Finally, the tested materials are returned to the bot — and he sends the results to the users, considering ograniczenia on the frequency of messages from bots, set Bot API Telegram.

Users can check links and files in private mode (to send to bot suspicious content or to forward messages received from other users) and group chat — if you add a bot to the chat participants, it will be triggered for all files and links in the chat.

Bot runs in two modes: quiet and normal. In normal mode, the bot responds to each file or link, and sends a message that the link is safe or not recommended file to download. If the bot will behave in group chat, it can prevent people to communicate, so we did "quiet" mode. In this mode, the bot gives the signal only when the file or link in the chat contain the threat and warns users from rash tap or click. Error messages check come in "quiet" mode — otherwise, not waiting for an answer, the user could mistakenly think that the link or the file has been successfully tested and safe. Choose a mode by using the command /mode.
With the development of the API we will implement new features if they will be useful for our purposes. Not long ago, the Telegram, introduced the use of bots in inline mode without adding a bot in the chat while this mechanism does not allow to pass to the bot the file for review, but we are considering its use. In next updates we plan to make the bot faster and more reliable, continuously monitor the users ' feedbacks.
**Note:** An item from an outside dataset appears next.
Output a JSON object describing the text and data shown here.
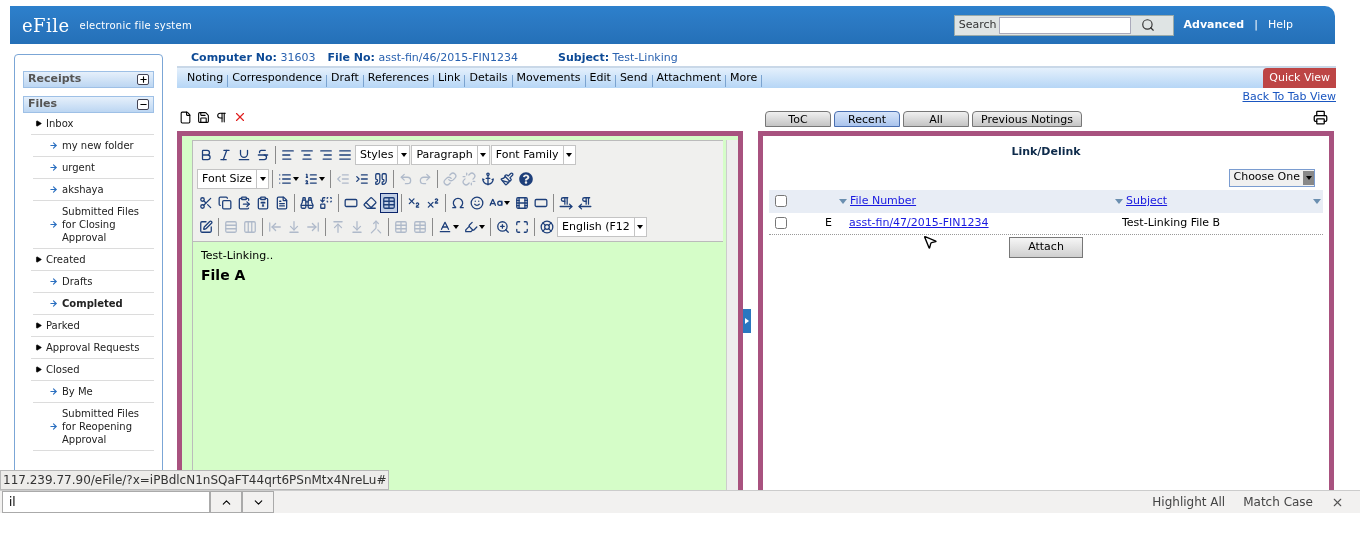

A few words about localization (since it is not only my profession but also passion): our bot is able to communicate in Russian, English or German. Particular difficulties were not, we use the gettext library, and localization files are stored in format .po.

As a rule, all texts for our products is written in an official style, so curious new experience was the use of Emoji in text resource files in OS X are supported out of the box, in Ubuntu it was enough to add a font to the system (sudo apt-get install ttf-ancient-fonts), and in Windows it took tricks that translators could see emasdi in the localization files. We tried to insert Emoji in .po files using codes, but not all operating systems can read (for example, users desktop clients for Windows seen instead text codes). Apparently, the two reasonable solutions: either choose an editor .po files, which displays all the emoticons, or replace them with codes, but to convert into Emoji on our side. We think the second option but anyway, the user of the torment will not even notice.

Another feature that we keep in mind when designing: the same Emoji look different on different devices and in General not everywhere supported. A solution to this problem helped Emojipedia — it is possible to see if you need Emoji on certain platforms, but also copy the Emoji character or its code and paste it in .the po file.

And the little hiccup we encountered: Telegram not possible to localize the bot completely, the description of the bot and tips in the input box always on any one language (in our case English). I hope that a solution will appear in next releases Bot API Telegram.

In General, the development, testing and localization took us 3 months with a team of 7 people. Colleagues were developing in relaxed mode in parallel with the basic work tasks, so the time to "meditate" on the logic of the bot we had enough. The most difficult in this mode to perform load testing for the main stress test invited a few dozen employees that have accounts in the Telegram, and on a prearranged signal fed to the bot a collection of thousands of files. I hope that the influx of curious testing with Habra does not lead us down, but if — over time we will get the extra power, do not judge strictly.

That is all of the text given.